Lastly, on July 14, PetroRio completed 1,500 days without lost-time injuries on the Polvo A fixed platform, which is equivalent to more than four years or approximately one million working hours. This important milestone demonstrates the company’s commitment to reflecting the principles of economic, environmental and social sustainability in its values and culture.
PetroRio had what can only be described as a successful 2015. In the environment of seemingly unending soft energy prices, many firms around the world have wavered, unsure of how to move forward in this new climate.
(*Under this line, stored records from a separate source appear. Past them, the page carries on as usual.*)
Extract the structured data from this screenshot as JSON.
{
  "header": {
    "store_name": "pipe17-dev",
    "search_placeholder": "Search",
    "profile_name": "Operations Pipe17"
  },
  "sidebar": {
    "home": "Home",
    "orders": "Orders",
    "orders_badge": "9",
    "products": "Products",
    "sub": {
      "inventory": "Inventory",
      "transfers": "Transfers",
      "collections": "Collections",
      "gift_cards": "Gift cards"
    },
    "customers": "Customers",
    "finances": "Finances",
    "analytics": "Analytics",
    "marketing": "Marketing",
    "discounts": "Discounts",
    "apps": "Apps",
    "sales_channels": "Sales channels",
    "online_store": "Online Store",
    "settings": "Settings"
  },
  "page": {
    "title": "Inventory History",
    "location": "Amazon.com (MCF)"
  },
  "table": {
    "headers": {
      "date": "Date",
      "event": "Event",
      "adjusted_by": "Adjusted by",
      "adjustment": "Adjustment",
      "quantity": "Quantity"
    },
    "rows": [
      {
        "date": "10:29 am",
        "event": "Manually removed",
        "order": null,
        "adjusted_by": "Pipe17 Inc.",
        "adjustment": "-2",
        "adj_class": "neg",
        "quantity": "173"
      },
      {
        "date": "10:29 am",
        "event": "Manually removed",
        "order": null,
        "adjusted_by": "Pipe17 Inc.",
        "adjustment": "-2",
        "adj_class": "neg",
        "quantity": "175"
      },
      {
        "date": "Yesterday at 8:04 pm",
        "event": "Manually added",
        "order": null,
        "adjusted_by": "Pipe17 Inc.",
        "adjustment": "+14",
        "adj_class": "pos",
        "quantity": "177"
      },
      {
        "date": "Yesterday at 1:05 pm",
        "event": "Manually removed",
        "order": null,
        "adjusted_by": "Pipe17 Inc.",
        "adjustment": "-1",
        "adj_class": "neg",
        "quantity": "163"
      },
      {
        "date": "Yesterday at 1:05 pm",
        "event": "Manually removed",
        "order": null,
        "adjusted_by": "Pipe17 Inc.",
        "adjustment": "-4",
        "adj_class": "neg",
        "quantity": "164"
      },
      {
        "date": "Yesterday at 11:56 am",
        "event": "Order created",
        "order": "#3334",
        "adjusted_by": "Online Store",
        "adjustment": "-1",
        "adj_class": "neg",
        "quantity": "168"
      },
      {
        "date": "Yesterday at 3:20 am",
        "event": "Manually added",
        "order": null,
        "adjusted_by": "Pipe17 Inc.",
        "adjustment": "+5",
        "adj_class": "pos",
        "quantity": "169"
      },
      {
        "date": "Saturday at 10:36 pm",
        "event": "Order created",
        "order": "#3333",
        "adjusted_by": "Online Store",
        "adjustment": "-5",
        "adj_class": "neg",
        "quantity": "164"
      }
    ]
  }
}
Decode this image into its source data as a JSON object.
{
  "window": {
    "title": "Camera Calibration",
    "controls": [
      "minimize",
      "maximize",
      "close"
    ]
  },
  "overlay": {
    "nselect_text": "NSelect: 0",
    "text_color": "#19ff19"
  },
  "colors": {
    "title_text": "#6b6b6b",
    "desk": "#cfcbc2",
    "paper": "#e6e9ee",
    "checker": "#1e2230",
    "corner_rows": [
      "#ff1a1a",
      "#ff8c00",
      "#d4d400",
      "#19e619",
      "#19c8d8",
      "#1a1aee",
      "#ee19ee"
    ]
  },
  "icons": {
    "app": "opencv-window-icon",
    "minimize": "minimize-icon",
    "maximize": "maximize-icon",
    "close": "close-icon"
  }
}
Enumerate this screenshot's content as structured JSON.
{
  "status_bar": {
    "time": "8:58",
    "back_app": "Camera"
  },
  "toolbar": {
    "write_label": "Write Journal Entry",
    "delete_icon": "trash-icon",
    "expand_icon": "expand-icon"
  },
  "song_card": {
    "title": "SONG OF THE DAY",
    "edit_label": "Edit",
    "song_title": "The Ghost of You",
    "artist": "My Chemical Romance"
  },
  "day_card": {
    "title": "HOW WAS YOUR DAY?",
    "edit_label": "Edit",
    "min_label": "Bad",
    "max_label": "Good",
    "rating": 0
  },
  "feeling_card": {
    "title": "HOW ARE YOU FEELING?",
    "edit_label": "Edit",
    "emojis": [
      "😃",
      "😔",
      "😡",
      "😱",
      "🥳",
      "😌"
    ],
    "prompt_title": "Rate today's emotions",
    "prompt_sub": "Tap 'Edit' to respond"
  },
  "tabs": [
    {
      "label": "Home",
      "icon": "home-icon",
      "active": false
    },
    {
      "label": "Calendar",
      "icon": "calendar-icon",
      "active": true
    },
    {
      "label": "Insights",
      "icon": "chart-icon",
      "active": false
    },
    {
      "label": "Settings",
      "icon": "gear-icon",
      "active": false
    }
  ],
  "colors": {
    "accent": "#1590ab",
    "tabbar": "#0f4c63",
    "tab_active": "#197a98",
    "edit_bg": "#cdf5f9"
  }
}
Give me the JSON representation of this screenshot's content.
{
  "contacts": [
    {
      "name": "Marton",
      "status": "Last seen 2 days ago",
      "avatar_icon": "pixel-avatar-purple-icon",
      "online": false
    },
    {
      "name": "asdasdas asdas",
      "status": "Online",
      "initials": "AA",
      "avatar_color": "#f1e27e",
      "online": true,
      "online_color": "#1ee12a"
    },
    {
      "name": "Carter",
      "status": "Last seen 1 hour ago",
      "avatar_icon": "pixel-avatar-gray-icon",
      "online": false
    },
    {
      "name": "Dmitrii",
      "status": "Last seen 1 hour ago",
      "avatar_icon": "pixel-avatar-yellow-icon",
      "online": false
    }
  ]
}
PetroRio has not been one of them. It has faced the decline head on and used it as an opportunity for reorganisation. Its strong corporate culture has allowed it to make the most of the tough international climate within which it finds itself operating; its hard-headed and practical approach has allowed it to face down the worst of the world’s energy price collapse. PetroRio can now boldly move forward – in spite of prices seemingly not recovering anytime soon – with confidence.